Tanith Lee is a prolific writer of fantasy, though under that umbrella she has done everything from children’s books to science fiction to YA Romance (a teen and a robot). My first encounter was a serendipitous discovery of Night’s Master in a used book store near my high school, many years ago.Even at that young age, I was getting weary of fantasy novels featuring a gifted person leaving their pseudo-medieval village to discover their destiny and save the kingdom. Night’s Master was refreshingly different.
The central character is a demon lord, a trickster, who wanders by night, back when the earth was flat, causing mischief great and small, and taking human lovers, male and female. It is the most beautifully structured book I have ever read. It is divided into three books, each consisting of two parts, each consisting of three chapters. Each chapter is almost a separate tale, and there are story arcs within each part, book, and the novel. The tales of magic and treasure, love and lust, loss and greed, and kingdoms and peasants, have been compared to Arabian nights. The narrator, an anonymous but present storyteller, makes comments such as:
No one knows then what Azhrarn said or did. Perhaps it was so fearful that even writing it down, the words would scorch holes through the paper and those who read them go blind.
Death’s Master is the second in what eventually would become five “Tales of the Flat Earth.” The last three are more traditional ‘books in a series,’ but Death’s Master reads well as a stand alone novel, and is less episodic than Night’s Master. As with Night’s Master, Death’s Master concerns a demon lord, but unlike the playful trickster of the night, this lord has the solemn duty of collecting the dead.
The story follows two boys, one conceived with the assistance of Death, and not always a boy, and one made invulnerable to every harm (like Achilles, but without the unprotected heel). For a time boys are together, but the love does not last. They become enemies, sometime pawns of the lords of night and death, and oppose each other while centuries pass and kingdoms rise and fall. Other characters include a queen who sacrifices herself for her kingdom, several people who bargain with Death for various reasons, and a woman who seeks a hero to love.

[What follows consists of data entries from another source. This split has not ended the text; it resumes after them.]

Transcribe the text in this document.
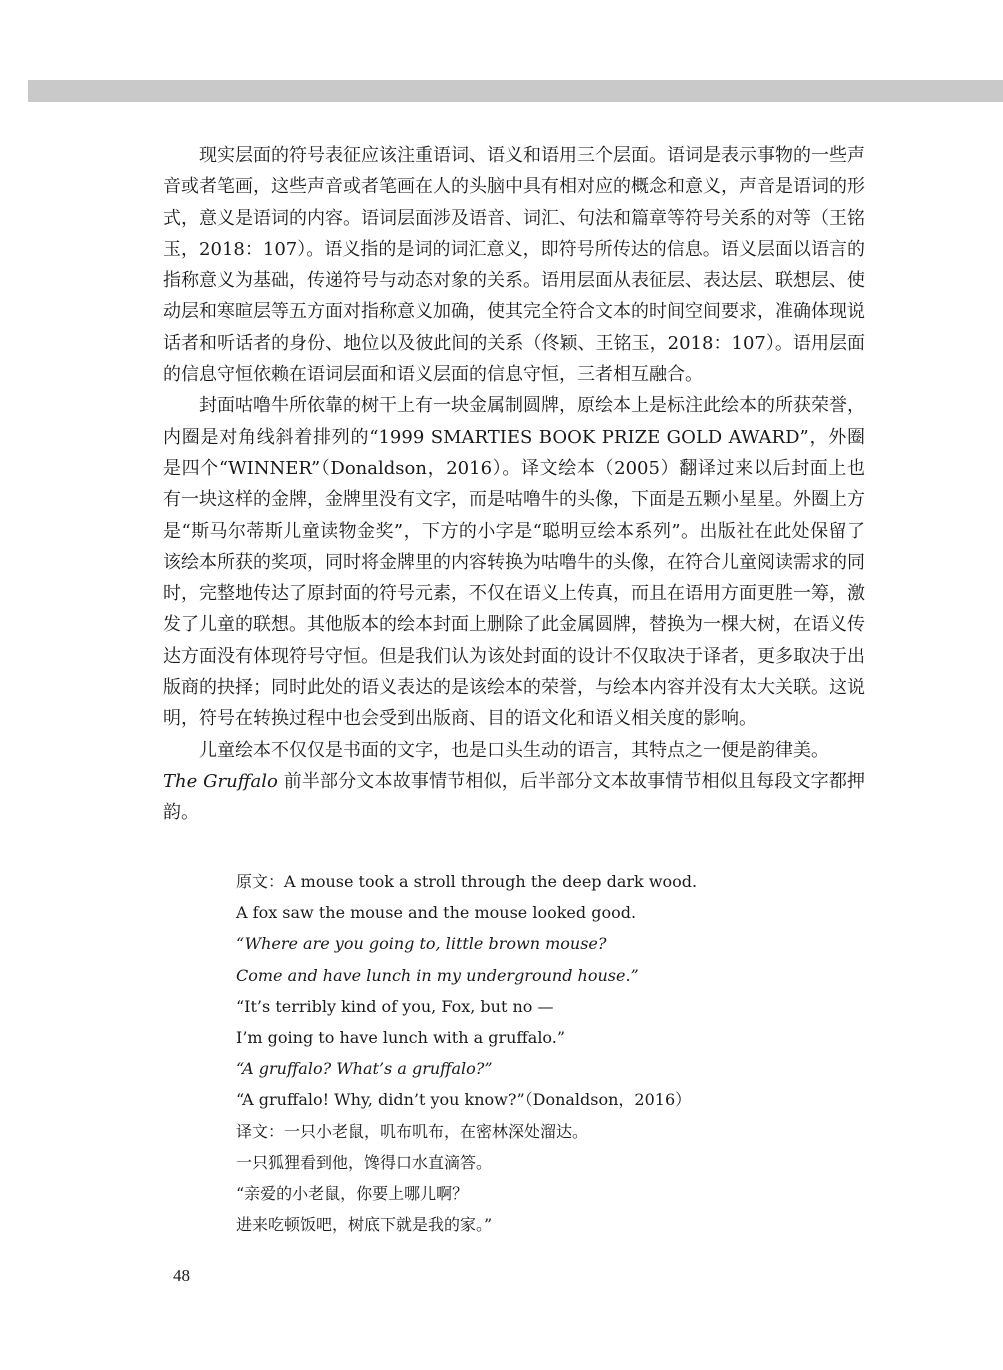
现实层面的符号表征应该注重语词、语义和语用三个层面。语词是表示事物的一些声音或者笔画，这些声音或者笔画在人的头脑中具有相对应的概念和意义，声音是语词的形式，意义是语词的内容。语词层面涉及语音、词汇、句法和篇章等符号关系的对等（王铭玉，2018：107）。语义指的是词的词汇意义，即符号所传达的信息。语义层面以语言的指称意义为基础，传递符号与动态对象的关系。语用层面从表征层、表达层、联想层、使动层和寒暄层等五方面对指称意义加确，使其完全符合文本的时间空间要求，准确体现说话者和听话者的身份、地位以及彼此间的关系（佟颖、王铭玉，2018：107）。语用层面的信息守恒依赖在语词层面和语义层面的信息守恒，三者相互融合。

封面咕噜牛所依靠的树干上有一块金属制圆牌，原绘本上是标注此绘本的所获荣誉，内圈是对角线斜着排列的“1999 SMARTIES BOOK PRIZE GOLD AWARD”，外圈是四个“WINNER”（Donaldson，2016）。译文绘本（2005）翻译过来以后封面上也有一块这样的金牌，金牌里没有文字，而是咕噜牛的头像，下面是五颗小星星。外圈上方是“斯马尔蒂斯儿童读物金奖”，下方的小字是“聪明豆绘本系列”。出版社在此处保留了该绘本所获的奖项，同时将金牌里的内容转换为咕噜牛的头像，在符合儿童阅读需求的同时，完整地传达了原封面的符号元素，不仅在语义上传真，而且在语用方面更胜一筹，激发了儿童的联想。其他版本的绘本封面上删除了此金属圆牌，替换为一棵大树，在语义传达方面没有体现符号守恒。但是我们认为该处封面的设计不仅取决于译者，更多取决于出版商的抉择；同时此处的语义表达的是该绘本的荣誉，与绘本内容并没有太大关联。这说明，符号在转换过程中也会受到出版商、目的语文化和语义相关度的影响。

儿童绘本不仅仅是书面的文字，也是口头生动的语言，其特点之一便是韵律美。

The Gruffalo 前半部分文本故事情节相似，后半部分文本故事情节相似且每段文字都押韵。

原文：A mouse took a stroll through the deep dark wood.
A fox saw the mouse and the mouse looked good.
“Where are you going to, little brown mouse?
Come and have lunch in my underground house.”
“It’s terribly kind of you, Fox, but no —
I’m going to have lunch with a gruffalo.”
“A gruffalo? What’s a gruffalo?”
“A gruffalo! Why, didn’t you know?”（Donaldson，2016）
译文：一只小老鼠，叽布叽布，在密林深处溜达。
一只狐狸看到他，馋得口水直滴答。
“亲爱的小老鼠，你要上哪儿啊？
进来吃顿饭吧，树底下就是我的家。”
48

Love is presented in many forms, though physical acts are never described beyond fanciful metaphors. A fantasy setting allows a lot of play with gender roles and sexual symbolism, and Lee takes full advantage of this. (Among her works are two YA SF novels where teenagers routinely kill themselves to get new bodies, and may choose male or female.) Lee’s use of strong female characters elevates her work above much of the sword and sorcery genre.
Death occasionally provides assistance with mortal matters, in exchange for a thousand years of service, and here explains the nature of the service:
I should be glad of your companionship. For that is what you sell me, woman, for my thousand years. Not your flesh. Your flesh is mine in any case, once you are dead. It belongs to me, your flesh, and in the earth it lies till it becomes the earth. Nor do I want your womanhood, for I love neither man nor woman. Death does not couch, Death does not couple. Think, lady, of the jest there would be in that if Death were to spawn out procreative seed. No. It is your soul I would keep…

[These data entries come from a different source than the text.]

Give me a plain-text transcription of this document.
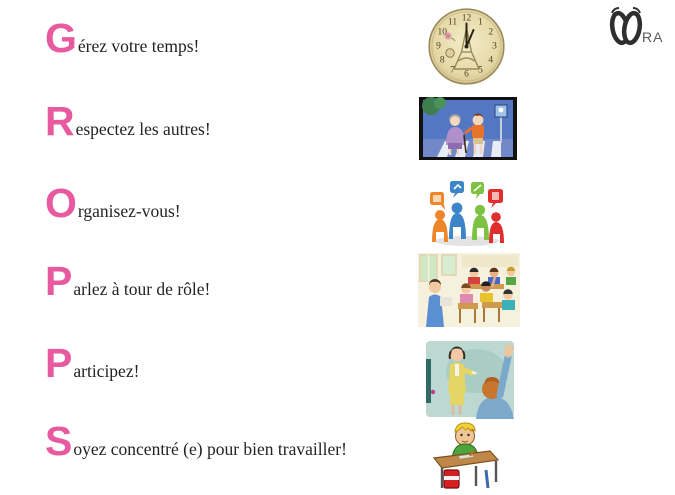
G érez votre temps!
R espectez les autres!
O rganisez-vous!
P arlez à tour de rôle!
P articipez!
S oyez concentré (e) pour bien travailler!
12 1
2
3
4
5
6
7
8
9
10
11
RA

Bargains do not always work out planned, for either party, and magic can be unreliable. In among the spells, ambitions, and deceit a few messages emerge: Greed is bad, hate is bad, love is good, be careful what you wish for, and some fates are unavoidable. In the end, Death has the sought after company, but not how or where it was expected. As for the claim that Death does not love, while that may be true in the physical sense, the final image of the book is that of a couple quietly resting together. They have accepted their fates, and find comfort and strength in the simple presence of each other. Looks like love to me.